The inflator mechanisms in the air bags can rupture, causing metal fragments to fly out when the bags are deployed in crashes. Safety advocates say at least four people have died from the problem and there have been multiple injuries.
Multiple automakers have recalled vehicles in the U.S. over the past two years to repair air bag inflators made by Takata Corp., a Tokyo-based supplier of seat belts, air bags, steering wheels and other auto parts.
The warning covers 7.8 million cars made by BMW, Chrysler, Ford, General Motors, Mazda, Honda, Mitsubishi, Nissan, Subaru and Toyota. Passenger or driver air bags or both could have the faulty inflators.
In a statement Wednesday, the National Highway Traffic and Safety Administration warned owners of those cars to act right away. The agency has been investigating the problem since June, and has cited reports of six inflators rupturing, causing three injuries.
Consumers who are uncertain whether their vehicle is impacted by the Takata recalls can contact their manufacturer with their vehicle identification number (VIN) to confirm whether their individual vehicle has an open recall that needs to be addressed.
Worldwide, automakers have recalled about 12 million vehicles because of the problem. Safety advocates say the problem could affect more than 20 million vehicles in the U.S.

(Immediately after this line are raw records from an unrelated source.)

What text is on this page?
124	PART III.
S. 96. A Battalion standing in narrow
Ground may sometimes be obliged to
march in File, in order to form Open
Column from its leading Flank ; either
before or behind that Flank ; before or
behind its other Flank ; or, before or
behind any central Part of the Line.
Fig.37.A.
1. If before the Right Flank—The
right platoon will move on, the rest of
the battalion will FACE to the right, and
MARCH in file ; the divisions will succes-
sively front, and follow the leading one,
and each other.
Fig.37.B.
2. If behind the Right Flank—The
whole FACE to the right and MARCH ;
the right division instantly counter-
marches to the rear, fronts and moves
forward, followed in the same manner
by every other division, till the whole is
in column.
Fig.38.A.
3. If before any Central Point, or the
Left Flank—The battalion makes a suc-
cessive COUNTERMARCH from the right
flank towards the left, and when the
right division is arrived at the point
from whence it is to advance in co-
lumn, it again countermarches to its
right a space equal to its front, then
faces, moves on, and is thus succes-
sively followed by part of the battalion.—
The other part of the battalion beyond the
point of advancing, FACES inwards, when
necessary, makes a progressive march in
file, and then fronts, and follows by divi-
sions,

Automakers have been recalling the cars to fix the problem for several years, but neither Takata nor NHTSA have identified a firm cause. The agency opened a formal investigation into the problem in June, and agency documents detail a theory that the chemical used to inflate the air bags can be altered by high humidity, making it explode with too much force while deploying.
NHTSA Deputy Administrator David Friedman said in a statement that responding to the recalls is essential to keep people safe.

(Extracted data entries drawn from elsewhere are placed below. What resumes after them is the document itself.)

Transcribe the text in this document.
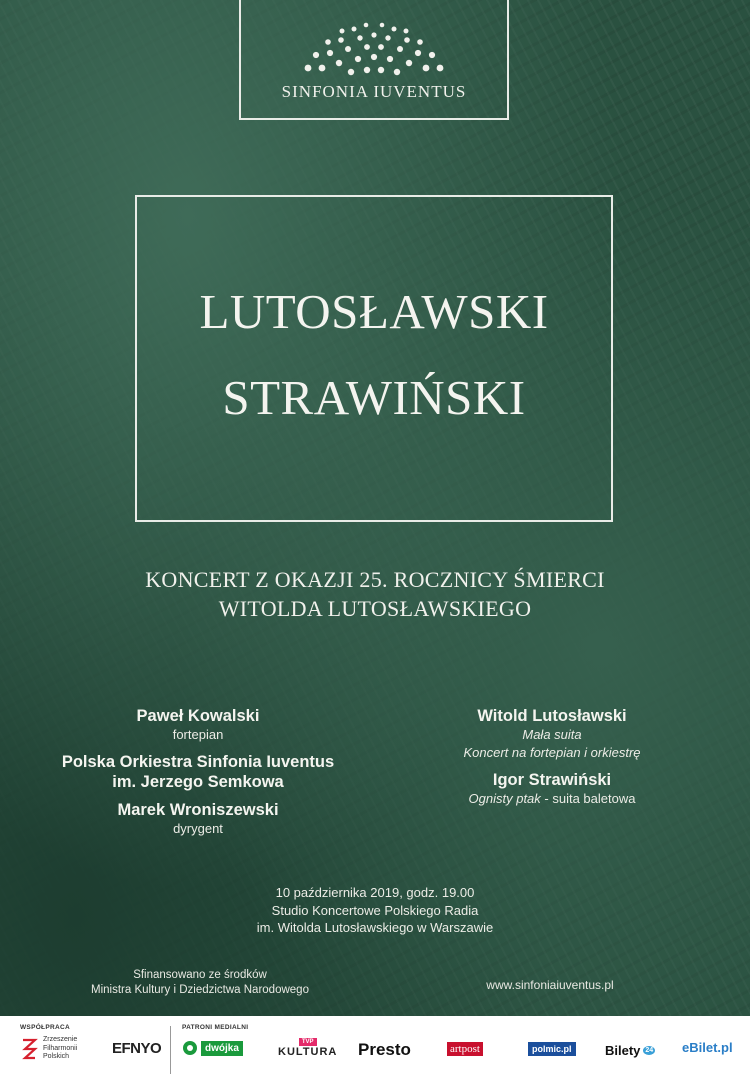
SINFONIA IUVENTUS
LUTOSŁAWSKI
STRAWIŃSKI
KONCERT Z OKAZJI 25. ROCZNICY ŚMIERCI
WITOLDA LUTOSŁAWSKIEGO
Paweł Kowalski
fortepian
Polska Orkiestra Sinfonia Iuventus
im. Jerzego Semkowa
Marek Wroniszewski
dyrygent
Witold Lutosławski
Mała suita
Koncert na fortepian i orkiestrę
Igor Strawiński
Ognisty ptak - suita baletowa
10 października 2019, godz. 19.00
Studio Koncertowe Polskiego Radia
im. Witolda Lutosławskiego w Warszawie
Sfinansowano ze środków
Ministra Kultury i Dziedzictwa Narodowego	www.sinfoniaiuventus.pl
WSPÓŁPRACA	PATRONI MEDIALNI
Zrzeszenie
Filharmonii
Polskich	EFNYO	dwójka
TVP
KULTURA Presto	artpost	polmic.pl	Bilety 24 eBilet.pl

"It will aid in our ongoing investigation into Takata air bags and what appears to be a problem related to extended exposure to consistently high humidity and temperatures," he said. The agency, he said, is tracking down the "full geographic scope" of the issue.
The rare warning by regulators comes three weeks after a Sept. 29 crash near Orlando, Florida, that claimed the life of a 46-year-old woman. In that crash, Hien Thi Tran suffered severe neck wounds that could have been caused by metal fragments flying out of the air bag on her 2001 Honda Accord. Her Accord was among the models being recalled.

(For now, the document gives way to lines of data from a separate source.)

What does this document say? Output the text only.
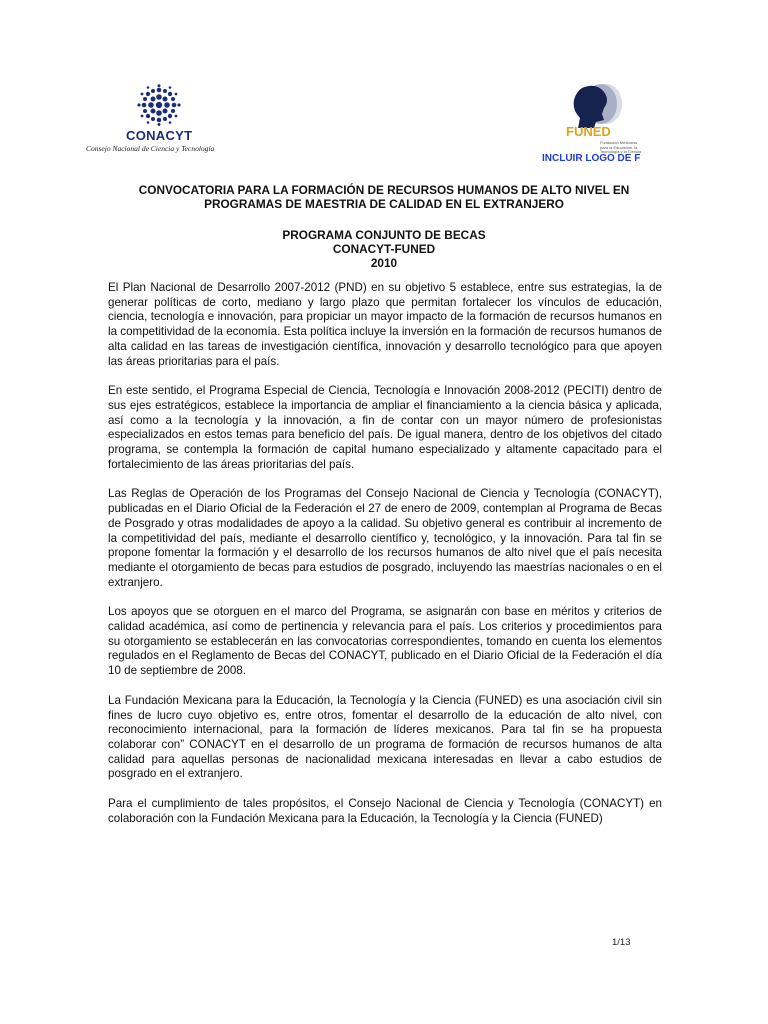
CONACYT
Consejo Nacional de Ciencia y Tecnología
FUNED
Fundación Mexicana para la Educación, la Tecnología y la Ciencia
INCLUIR LOGO DE F
CONVOCATORIA PARA LA FORMACIÓN DE RECURSOS HUMANOS DE ALTO NIVEL EN
PROGRAMAS DE MAESTRIA DE CALIDAD EN EL EXTRANJERO
PROGRAMA CONJUNTO DE BECAS
CONACYT-FUNED
2010

El Plan Nacional de Desarrollo 2007-2012 (PND) en su objetivo 5 establece, entre sus estrategias, la de generar políticas de corto, mediano y largo plazo que permitan fortalecer los vínculos de educación, ciencia, tecnología e innovación, para propiciar un mayor impacto de la formación de recursos humanos en la competitividad de la economía. Esta política incluye la inversión en la formación de recursos humanos de alta calidad en las tareas de investigación científica, innovación y desarrollo tecnológico para que apoyen las áreas prioritarias para el país.

En este sentido, el Programa Especial de Ciencia, Tecnología e Innovación 2008-2012 (PECITI) dentro de sus ejes estratégicos, establece la importancia de ampliar el financiamiento a la ciencia básica y aplicada, así como a la tecnología y la innovación, a fin de contar con un mayor número de profesionistas especializados en estos temas para beneficio del país. De igual manera, dentro de los objetivos del citado programa, se contempla la formación de capital humano especializado y altamente capacitado para el fortalecimiento de las áreas prioritarias del país.

Las Reglas de Operación de los Programas del Consejo Nacional de Ciencia y Tecnología (CONACYT), publicadas en el Diario Oficial de la Federación el 27 de enero de 2009, contemplan al Programa de Becas de Posgrado y otras modalidades de apoyo a la calidad. Su objetivo general es contribuir al incremento de la competitividad del país, mediante el desarrollo científico y, tecnológico, y la innovación. Para tal fin se propone fomentar la formación y el desarrollo de los recursos humanos de alto nivel que el país necesita mediante el otorgamiento de becas para estudios de posgrado, incluyendo las maestrías nacionales o en el extranjero.

Los apoyos que se otorguen en el marco del Programa, se asignarán con base en méritos y criterios de calidad académica, así como de pertinencia y relevancia para el país. Los criterios y procedimientos para su otorgamiento se establecerán en las convocatorias correspondientes, tomando en cuenta los elementos regulados en el Reglamento de Becas del CONACYT, publicado en el Diario Oficial de la Federación el día 10 de septiembre de 2008.

La Fundación Mexicana para la Educación, la Tecnología y la Ciencia (FUNED) es una asociación civil sin fines de lucro cuyo objetivo es, entre otros, fomentar el desarrollo de la educación de alto nivel, con reconocimiento internacional, para la formación de líderes mexicanos. Para tal fin se ha propuesta colaborar con” CONACYT en el desarrollo de un programa de formación de recursos humanos de alta calidad para aquellas personas de nacionalidad mexicana interesadas en llevar a cabo estudios de posgrado en el extranjero.

Para el cumplimiento de tales propósitos, el Consejo Nacional de Ciencia y Tecnología (CONACYT) en colaboración con la Fundación Mexicana para la Educación, la Tecnología y la Ciencia (FUNED)

1/13
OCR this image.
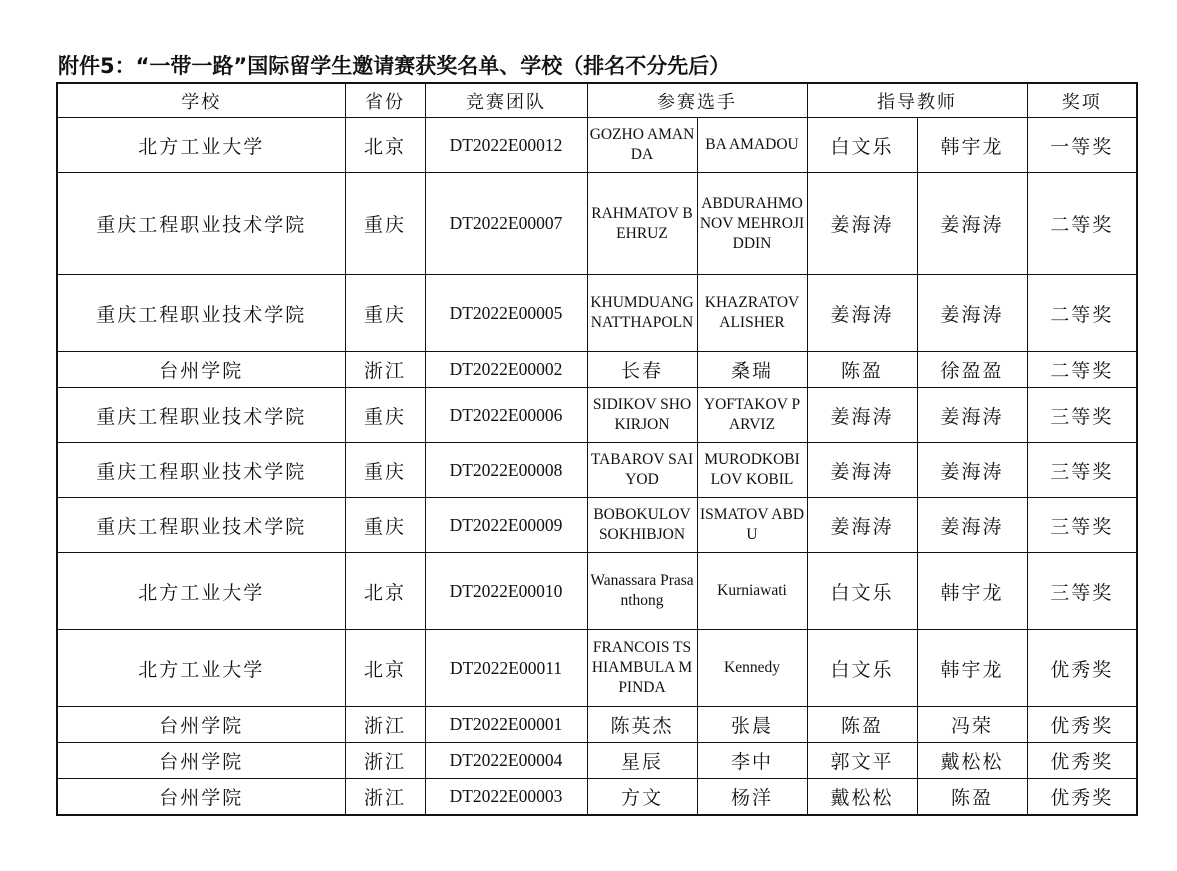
附件5：“一带一路”国际留学生邀请赛获奖名单、学校（排名不分先后）
学校	省份	竞赛团队	参赛选手		指导教师		奖项
北方工业大学	北京	DT2022E00012	GOZHO AMANDA	BA AMADOU	白文乐	韩宇龙	一等奖
重庆工程职业技术学院	重庆	DT2022E00007	RAHMATOV BEHRUZ	ABDURAHMONOV MEHROJIDDIN	姜海涛	姜海涛	二等奖
重庆工程职业技术学院	重庆	DT2022E00005	KHUMDUANG NATTHAPOLN	KHAZRATOV ALISHER	姜海涛	姜海涛	二等奖
台州学院	浙江	DT2022E00002	长春	桑瑞	陈盈	徐盈盈	二等奖
重庆工程职业技术学院	重庆	DT2022E00006	SIDIKOV SHOKIRJON	YOFTAKOV PARVIZ	姜海涛	姜海涛	三等奖
重庆工程职业技术学院	重庆	DT2022E00008	TABAROV SAIYOD	MURODKOBILOV KOBIL	姜海涛	姜海涛	三等奖
重庆工程职业技术学院	重庆	DT2022E00009	BOBOKULOV SOKHIBJON	ISMATOV ABDU	姜海涛	姜海涛	三等奖
北方工业大学	北京	DT2022E00010	Wanassara Prasanthong	Kurniawati	白文乐	韩宇龙	三等奖
北方工业大学	北京	DT2022E00011	FRANCOIS TSHIAMBULA MPINDA	Kennedy	白文乐	韩宇龙	优秀奖
台州学院	浙江	DT2022E00001	陈英杰	张晨	陈盈	冯荣	优秀奖
台州学院	浙江	DT2022E00004	星辰	李中	郭文平	戴松松	优秀奖
台州学院	浙江	DT2022E00003	方文	杨洋	戴松松	陈盈	优秀奖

One police agency concluded that the air bags caused her wounds, while another is still investigating. NHTSA is seeking information in the case.
Clarence Ditlow, executive director of the nonprofit Center for Auto Safety, estimated there are 20 million to 25 million cars in the U.S. alone that are equipped with the faulty air bags.
In the Florida case, Tran turned left in front of another vehicle and the front ends collided. Her air bag inflated. The original report on the death said the seat belt could not have cut the right side of her neck. Also, there was no broken glass and no other apparent cause of the neck wounds.
Initially the case was turned over to the Orange County Sheriff's Office, whose homicide investigators determined that the air bag caused Tran's neck injuries, the Orlando Sentinel reported. Because the death appears to be traffic-related, the matter was sent back to the Florida Highway Patrol, which has not finished its investigation.
The Highway Patrol will call in an air bag expert to help make the determination, said Sgt. Kim Montes. The car's steering wheel and spokes were not damaged and appeared to be a normal air bag deployment, she said. Investigators also will look for evidence of metal fragments in the car and try to determine what caused Tran's neck wounds, Montes said.